The review and validation of the scheme principles and detailed specification by the stakeholders is a necessary step that can be implemented either all along the design and writing of the scheme documentation in an iterative approach or at any point in time. For some schemes, the validation comprises the approval by evaluation authorities/certification bodies.
The delivery plan is tailored to meet the customer’s milestones and goals. Typical deliverables for the definition of a security scheme include:
Internet of Trust provides services aimed at supporting the definition of security schemes documentation and facilitating the use of existing schemes to meet market requirements or regulations:
Definition of scheme requirements, which targets all or some of the following: definition of the scope of evaluation, development of the set of requirements a product/solution/service must comply with and/or development of the methodology that labs must use to verify compliance. This translates, for example, into Protection Profiles, security guidelines, test plans, attack catalogs. The validation of the requirements may lead to the constitution or involvement of dedicated working groups and in some cases to the interaction with approval authorities. The scheme can use a standardized framework such as Common Criteria or CSPN, or be self-defined. This service applies to new schemes or to the update of existing schemes to comply, for instance, with new functional specifications or regulations such as the EU Cyber Act.
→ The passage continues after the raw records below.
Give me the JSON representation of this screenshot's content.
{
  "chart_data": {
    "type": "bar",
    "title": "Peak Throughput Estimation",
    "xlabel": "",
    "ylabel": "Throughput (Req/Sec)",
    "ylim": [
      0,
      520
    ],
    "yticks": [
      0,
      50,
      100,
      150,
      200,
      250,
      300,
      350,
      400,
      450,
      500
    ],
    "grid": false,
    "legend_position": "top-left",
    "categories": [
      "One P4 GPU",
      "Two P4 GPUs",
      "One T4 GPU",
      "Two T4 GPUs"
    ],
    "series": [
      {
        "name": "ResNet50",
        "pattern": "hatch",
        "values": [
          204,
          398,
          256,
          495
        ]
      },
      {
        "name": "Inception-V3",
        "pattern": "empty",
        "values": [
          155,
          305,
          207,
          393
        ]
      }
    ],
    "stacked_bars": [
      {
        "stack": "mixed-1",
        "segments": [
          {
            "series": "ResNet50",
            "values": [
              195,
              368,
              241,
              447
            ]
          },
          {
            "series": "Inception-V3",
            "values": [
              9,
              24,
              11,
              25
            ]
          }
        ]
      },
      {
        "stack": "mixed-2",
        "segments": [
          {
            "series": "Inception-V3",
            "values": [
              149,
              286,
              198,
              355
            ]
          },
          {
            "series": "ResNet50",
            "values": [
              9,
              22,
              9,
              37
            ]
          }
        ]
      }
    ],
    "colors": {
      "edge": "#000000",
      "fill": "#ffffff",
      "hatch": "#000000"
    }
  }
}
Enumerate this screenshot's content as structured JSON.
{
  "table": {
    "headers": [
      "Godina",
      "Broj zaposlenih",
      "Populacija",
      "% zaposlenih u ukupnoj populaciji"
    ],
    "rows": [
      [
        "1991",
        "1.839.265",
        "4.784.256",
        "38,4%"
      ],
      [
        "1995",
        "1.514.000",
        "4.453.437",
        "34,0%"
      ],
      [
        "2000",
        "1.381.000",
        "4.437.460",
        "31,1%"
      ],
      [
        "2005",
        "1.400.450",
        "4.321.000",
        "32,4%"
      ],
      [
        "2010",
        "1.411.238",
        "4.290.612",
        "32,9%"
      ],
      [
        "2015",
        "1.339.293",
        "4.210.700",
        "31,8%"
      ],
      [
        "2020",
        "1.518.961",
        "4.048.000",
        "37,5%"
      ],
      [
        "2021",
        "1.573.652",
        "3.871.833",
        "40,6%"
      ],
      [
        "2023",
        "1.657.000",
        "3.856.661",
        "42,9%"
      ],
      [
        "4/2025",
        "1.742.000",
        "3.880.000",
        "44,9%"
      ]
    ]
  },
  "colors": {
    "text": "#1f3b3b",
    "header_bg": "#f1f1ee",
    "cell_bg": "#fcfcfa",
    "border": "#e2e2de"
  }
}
Definition of scheme processes, which targets all or some of the processes required to operate the scheme such as evaluation, certification or lab accreditation processes and related procedures. These processes usually rely on standards such as ISO/IEC 17025 for testing or ISO 17065 for certification applied to the specifics of the scope of evaluation and stakeholders’ requirements. This service applies to new schemes or to the update of existing schemes.
Schemes Requirements Analysis, which targets the study of existing schemes vs selected applicability criteria. The goals may be manifold, e.g. selection of the most relevant sets of requirements for a given type of product/solution/service, comparison of schemes’ characteristics, translation or interpretation of one scheme’s requirements into another. This type of service aims to provide tools for understanding the evaluation and certification landscape and to guide the choice of an appropriate scheme.